- We maintain our HOLD call on Dialog Group (Dialog), with an unchanged sum-of-parts (SOP) fair value of RM3.40/share, which implies a FY15F PE of 27x – a 40% premium to its 3-year average. Upon completion of its proposed 1-for-1 bonus issue, expected to be completed in 3Q2014, our fair value will drop to RM1.70/share.
- We have marginally adjusted Dialog’s FY14F-FY16F net profits as the group’s 9MFY14 earnings of RM164mil came in largely in line with expectations, accounting for 67% of our FY14F earnings and 68% of street’s RM242mil. Dialog usually registers its strongest earnings in 4Q, driven by strong demand for the group’s specialist products & services and plant maintenance operations.
- Additionally, it could have begun to recognise earnings from the RM1.9bil Pengerang Deepwater Terminal phase 1A project – with a 432,000 cu metres tank terminal capacity – as it commenced operations on 12 April this year.
- The remaining 852,000 cu metre capacity in Phase 1 will be completed over 2 stages by 2QCY14 and 4QCY14. But the Balai risk sharing contract, in which Dialog has a 32% equity stake, is expected to contribute minimally in 2QCY14 when it commences oil production.
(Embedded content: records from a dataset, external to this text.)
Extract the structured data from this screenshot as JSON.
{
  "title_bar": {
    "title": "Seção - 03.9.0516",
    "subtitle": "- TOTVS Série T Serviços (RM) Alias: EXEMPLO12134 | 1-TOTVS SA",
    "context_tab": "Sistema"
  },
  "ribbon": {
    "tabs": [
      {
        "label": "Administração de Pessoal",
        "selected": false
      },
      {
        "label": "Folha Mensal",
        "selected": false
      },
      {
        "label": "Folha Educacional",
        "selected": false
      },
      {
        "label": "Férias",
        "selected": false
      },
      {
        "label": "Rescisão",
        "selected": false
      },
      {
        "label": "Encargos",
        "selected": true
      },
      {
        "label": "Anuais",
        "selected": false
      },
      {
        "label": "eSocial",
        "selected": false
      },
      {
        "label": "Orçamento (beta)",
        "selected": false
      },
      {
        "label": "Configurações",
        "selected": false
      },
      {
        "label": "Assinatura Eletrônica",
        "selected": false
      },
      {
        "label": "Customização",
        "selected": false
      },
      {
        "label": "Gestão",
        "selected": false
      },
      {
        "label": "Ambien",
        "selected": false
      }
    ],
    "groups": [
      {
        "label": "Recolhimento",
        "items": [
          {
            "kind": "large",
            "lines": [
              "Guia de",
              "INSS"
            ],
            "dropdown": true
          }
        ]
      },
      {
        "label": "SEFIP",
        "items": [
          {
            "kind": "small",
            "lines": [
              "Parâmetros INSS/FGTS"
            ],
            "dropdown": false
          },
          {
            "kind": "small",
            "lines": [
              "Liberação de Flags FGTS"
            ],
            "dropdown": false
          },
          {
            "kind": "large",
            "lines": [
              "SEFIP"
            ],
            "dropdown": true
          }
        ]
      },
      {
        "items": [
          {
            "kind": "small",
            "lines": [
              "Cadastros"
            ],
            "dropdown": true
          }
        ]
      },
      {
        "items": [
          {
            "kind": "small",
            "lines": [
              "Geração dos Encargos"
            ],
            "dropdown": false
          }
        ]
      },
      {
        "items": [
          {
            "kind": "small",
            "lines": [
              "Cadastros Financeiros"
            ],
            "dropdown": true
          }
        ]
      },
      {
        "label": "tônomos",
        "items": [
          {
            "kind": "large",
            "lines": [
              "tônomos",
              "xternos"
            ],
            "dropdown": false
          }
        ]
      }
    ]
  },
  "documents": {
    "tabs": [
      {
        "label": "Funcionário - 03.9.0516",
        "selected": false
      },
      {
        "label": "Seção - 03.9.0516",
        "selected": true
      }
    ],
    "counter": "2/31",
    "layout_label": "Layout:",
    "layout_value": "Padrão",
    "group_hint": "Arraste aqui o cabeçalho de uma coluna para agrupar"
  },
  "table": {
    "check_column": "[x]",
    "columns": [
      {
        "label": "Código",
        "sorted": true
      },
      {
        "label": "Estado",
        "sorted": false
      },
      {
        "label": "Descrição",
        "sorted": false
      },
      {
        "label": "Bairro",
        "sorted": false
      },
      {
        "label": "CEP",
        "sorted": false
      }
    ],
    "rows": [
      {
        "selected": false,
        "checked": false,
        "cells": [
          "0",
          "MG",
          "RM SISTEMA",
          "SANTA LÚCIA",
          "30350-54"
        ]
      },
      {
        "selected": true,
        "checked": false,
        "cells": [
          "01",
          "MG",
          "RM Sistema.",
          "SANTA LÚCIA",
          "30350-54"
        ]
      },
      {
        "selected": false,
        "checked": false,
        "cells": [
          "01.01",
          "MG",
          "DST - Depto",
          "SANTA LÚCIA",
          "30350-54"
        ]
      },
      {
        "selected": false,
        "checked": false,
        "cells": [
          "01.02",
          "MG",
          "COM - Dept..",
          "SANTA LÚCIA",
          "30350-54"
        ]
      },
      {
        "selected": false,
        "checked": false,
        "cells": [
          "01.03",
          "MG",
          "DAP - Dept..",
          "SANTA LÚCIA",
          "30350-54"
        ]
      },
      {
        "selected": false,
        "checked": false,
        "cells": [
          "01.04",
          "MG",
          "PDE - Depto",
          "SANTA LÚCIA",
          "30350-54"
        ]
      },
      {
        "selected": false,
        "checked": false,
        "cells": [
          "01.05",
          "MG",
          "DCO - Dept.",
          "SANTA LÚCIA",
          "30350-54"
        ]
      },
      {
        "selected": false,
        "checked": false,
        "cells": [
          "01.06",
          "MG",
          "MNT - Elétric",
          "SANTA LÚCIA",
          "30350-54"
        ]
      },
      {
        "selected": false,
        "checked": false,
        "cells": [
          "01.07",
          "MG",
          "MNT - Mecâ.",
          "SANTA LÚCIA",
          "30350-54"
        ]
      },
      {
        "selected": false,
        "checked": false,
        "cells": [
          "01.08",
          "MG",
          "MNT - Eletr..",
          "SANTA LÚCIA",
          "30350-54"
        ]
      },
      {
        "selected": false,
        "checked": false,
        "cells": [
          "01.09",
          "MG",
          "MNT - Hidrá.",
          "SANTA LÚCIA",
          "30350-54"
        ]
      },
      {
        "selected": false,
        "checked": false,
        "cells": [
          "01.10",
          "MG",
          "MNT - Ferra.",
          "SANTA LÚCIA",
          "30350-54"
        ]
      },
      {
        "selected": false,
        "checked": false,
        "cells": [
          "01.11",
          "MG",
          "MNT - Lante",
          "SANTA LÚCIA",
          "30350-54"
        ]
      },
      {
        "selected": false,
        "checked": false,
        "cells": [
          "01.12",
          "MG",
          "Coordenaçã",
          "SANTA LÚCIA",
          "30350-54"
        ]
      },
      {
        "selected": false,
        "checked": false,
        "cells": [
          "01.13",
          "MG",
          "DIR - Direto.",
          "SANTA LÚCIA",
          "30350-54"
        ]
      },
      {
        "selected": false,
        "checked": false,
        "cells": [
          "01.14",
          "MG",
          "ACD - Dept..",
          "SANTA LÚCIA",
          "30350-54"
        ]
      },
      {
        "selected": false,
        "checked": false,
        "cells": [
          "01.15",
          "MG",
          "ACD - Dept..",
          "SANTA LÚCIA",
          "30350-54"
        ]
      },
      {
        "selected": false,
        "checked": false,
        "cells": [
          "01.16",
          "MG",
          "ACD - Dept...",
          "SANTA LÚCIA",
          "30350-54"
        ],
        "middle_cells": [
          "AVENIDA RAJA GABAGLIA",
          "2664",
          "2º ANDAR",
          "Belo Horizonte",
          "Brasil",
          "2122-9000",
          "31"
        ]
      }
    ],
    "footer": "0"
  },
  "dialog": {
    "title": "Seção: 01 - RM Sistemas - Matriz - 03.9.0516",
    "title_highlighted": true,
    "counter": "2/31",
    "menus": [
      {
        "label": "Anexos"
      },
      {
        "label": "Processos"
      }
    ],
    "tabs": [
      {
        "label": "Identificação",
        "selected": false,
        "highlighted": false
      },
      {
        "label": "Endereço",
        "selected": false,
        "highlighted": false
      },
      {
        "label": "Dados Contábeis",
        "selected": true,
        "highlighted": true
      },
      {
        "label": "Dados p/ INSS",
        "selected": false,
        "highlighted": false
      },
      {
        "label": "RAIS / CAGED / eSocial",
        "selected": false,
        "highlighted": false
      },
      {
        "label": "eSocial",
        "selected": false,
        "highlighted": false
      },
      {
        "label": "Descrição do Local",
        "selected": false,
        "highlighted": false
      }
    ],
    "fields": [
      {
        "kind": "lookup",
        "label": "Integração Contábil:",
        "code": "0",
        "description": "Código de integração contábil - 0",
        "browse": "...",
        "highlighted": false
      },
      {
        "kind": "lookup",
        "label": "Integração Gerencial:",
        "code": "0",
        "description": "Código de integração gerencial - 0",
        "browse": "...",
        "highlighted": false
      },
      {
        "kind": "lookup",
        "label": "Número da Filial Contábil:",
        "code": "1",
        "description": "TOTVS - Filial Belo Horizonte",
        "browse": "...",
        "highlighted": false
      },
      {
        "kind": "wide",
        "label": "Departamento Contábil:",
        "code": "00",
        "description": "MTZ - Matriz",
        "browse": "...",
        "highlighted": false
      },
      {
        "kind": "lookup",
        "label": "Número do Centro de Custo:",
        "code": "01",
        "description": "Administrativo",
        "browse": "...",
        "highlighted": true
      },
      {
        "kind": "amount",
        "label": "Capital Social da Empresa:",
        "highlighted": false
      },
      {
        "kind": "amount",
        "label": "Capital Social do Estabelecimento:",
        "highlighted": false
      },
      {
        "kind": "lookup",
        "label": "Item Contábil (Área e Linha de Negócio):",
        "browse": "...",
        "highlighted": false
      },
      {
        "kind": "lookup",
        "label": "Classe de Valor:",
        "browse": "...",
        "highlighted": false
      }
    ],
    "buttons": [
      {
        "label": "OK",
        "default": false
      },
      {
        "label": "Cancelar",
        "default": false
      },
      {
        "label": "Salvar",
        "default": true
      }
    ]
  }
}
- Dialog’s 3QFY14 revenue slid 8% QoQ to RM638mil due to lower billings from the engineering, procurement and construction (EPC) works for Pengerang Phase 1 and lower sales of specialist products locally and in the region. The group’s 3QFY14 net profit slid 25% QoQ to RM50mil, mostly due to a RM16mil exceptional income in 2QFY13, which was an associate contribution from the group’s tank terminal joint-ventures (JVs).
- On a YoY comparison, Dialog’s 9MFY14 net profit rose by 16%, in tandem with strong revenue growth of 23%. The latter was driven by higher Singapore-based engineering & plant maintenance activities and stronger specialist products and services sales.
- Now that Petronas’ final investment decision for the Refinery and Petrochemical Integrated Development project has been approved, we expect the construction plans for Pengerang Independent Terminals (PIT) phases 2 and 3 to be expedited over the next few months, depending on negotiations with its customers. Our SOP has already incorporated the potential DCF accretion (assuming an average 40% equity stake) from the 3 phases of PIT, which cover 500 acres of reclaimed land.
- But PIT could involve additional JVs for liquefied natural gas (LNG) storage facilities worth RM4bil with capacity of up to 720,000m3. Assuming an effective stake of 30% in the LNG facility, it could raise our SOP by 29 sen to RM3.69/share.
- We maintain our SOP for now as negotiations with other stakeholders are still in progress, while Petronas Gas has still not reached its final investment decision for its regasification plant in Pengerang.
- The stock trades at a fair FY15F PE of 30x - a 50% premium above its 3-year average of 20x.